Each patient’s individual health outcomes will be based on a combination of cumulative adversity (including ACEs and other stressors), protective factors, and differential biological susceptibility. Therefore, ACE screening should be used in a probabilistic, not a deterministic, manner to alert providers to which patients are at a greater health risk based on population-level data.

If the ACE score is different on the adolescent self-report than the caregiver report, the higher of the two ACE scores should be used for treatment and billing.

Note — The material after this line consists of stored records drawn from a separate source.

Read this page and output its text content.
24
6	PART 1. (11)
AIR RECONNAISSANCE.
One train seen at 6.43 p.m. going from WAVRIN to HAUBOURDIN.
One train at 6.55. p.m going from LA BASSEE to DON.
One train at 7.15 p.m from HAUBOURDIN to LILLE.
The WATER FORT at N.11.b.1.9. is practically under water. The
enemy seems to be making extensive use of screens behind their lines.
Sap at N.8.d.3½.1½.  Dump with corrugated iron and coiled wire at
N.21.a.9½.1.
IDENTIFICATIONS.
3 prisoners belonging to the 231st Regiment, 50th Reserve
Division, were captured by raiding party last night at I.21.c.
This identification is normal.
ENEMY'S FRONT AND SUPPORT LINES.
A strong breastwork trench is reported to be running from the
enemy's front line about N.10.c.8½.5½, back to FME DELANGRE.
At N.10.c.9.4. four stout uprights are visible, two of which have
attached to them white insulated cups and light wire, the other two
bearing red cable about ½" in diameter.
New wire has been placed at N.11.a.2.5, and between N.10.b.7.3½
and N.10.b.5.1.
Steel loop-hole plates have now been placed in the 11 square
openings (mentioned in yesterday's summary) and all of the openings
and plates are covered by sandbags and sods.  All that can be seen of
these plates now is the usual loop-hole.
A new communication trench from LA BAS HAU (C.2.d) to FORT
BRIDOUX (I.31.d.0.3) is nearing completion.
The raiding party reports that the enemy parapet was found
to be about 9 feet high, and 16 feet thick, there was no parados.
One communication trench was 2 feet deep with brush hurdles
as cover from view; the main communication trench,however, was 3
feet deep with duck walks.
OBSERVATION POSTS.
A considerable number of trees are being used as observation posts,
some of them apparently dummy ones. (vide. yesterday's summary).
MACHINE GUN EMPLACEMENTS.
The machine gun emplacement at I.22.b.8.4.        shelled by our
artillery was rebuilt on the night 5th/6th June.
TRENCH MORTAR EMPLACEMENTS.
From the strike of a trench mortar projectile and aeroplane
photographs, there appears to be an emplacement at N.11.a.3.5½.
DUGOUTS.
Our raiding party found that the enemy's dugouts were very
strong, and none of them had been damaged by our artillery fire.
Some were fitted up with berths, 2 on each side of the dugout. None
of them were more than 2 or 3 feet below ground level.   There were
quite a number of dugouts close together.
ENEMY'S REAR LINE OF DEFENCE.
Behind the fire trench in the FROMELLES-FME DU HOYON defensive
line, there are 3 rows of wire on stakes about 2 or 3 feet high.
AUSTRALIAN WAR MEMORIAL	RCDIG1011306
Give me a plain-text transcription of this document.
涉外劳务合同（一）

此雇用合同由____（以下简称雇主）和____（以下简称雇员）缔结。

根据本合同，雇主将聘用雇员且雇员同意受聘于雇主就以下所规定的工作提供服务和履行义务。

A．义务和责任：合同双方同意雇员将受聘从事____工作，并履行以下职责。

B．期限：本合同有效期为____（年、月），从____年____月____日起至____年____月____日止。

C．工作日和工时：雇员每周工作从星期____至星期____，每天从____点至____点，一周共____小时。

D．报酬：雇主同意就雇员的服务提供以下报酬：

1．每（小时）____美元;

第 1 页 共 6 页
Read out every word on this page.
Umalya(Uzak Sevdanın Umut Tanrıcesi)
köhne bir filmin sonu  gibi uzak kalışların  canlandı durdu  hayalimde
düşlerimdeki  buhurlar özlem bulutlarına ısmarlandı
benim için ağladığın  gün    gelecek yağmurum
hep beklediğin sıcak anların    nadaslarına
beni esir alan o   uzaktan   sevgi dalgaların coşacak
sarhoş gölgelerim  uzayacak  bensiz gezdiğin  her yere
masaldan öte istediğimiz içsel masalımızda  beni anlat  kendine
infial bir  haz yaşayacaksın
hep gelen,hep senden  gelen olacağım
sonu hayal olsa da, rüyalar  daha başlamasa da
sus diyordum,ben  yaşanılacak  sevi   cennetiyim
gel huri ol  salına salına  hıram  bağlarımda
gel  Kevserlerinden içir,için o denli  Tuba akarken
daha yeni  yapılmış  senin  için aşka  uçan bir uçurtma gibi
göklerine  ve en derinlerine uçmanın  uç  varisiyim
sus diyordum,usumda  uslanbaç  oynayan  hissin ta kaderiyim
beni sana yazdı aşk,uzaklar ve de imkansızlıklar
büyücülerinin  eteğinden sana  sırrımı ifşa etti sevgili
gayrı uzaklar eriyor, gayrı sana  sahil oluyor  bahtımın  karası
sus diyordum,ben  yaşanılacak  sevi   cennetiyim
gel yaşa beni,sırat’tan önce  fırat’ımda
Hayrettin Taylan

Visit TREAT: Science & Clinical Practice for information and resources on how to incorporate ACE screenings into your clinical practice, create treatment plans, and deliver trauma-informed care.

Visit SCREEN: Certification & Payment for information on how to bill Medi-Cal for ACE screenings.

Providers bill Medi-Cal using Healthcare Common Procedure Coding System (HCPCS) codes based on the results of the screening. Code G9919 is used for screens that have a score of 4 or greater (high risk) and code G9920 is used for screens that have a score of 0 to 3 (lower risk).

References

1: Felitti VJ, Anda RF, Nordenberg D, et al. Relationship of Childhood Abuse and Household Dysfunction to Many of the Leading Causes of Death in Adults. American Journal of Preventive Medicine 1998; 14: 245–58.
2: Centers for Disease Control and Prevention. Leading causes of death by age group 2017. https://www.cdc.gov/injury/images/lc-charts/leading_causes_of_death_by_age_group_2017_1100w850h.jpg (accessed May 8, 2019).
3: Merrick MT, Ford DC, Ports KA, Guinn AS. Prevalence of adverse childhood experiences from the 2011-2014 Behavioral Risk Factor Surveillance System in 23 states. JAMA Pediatrics 2018; 172: 1038.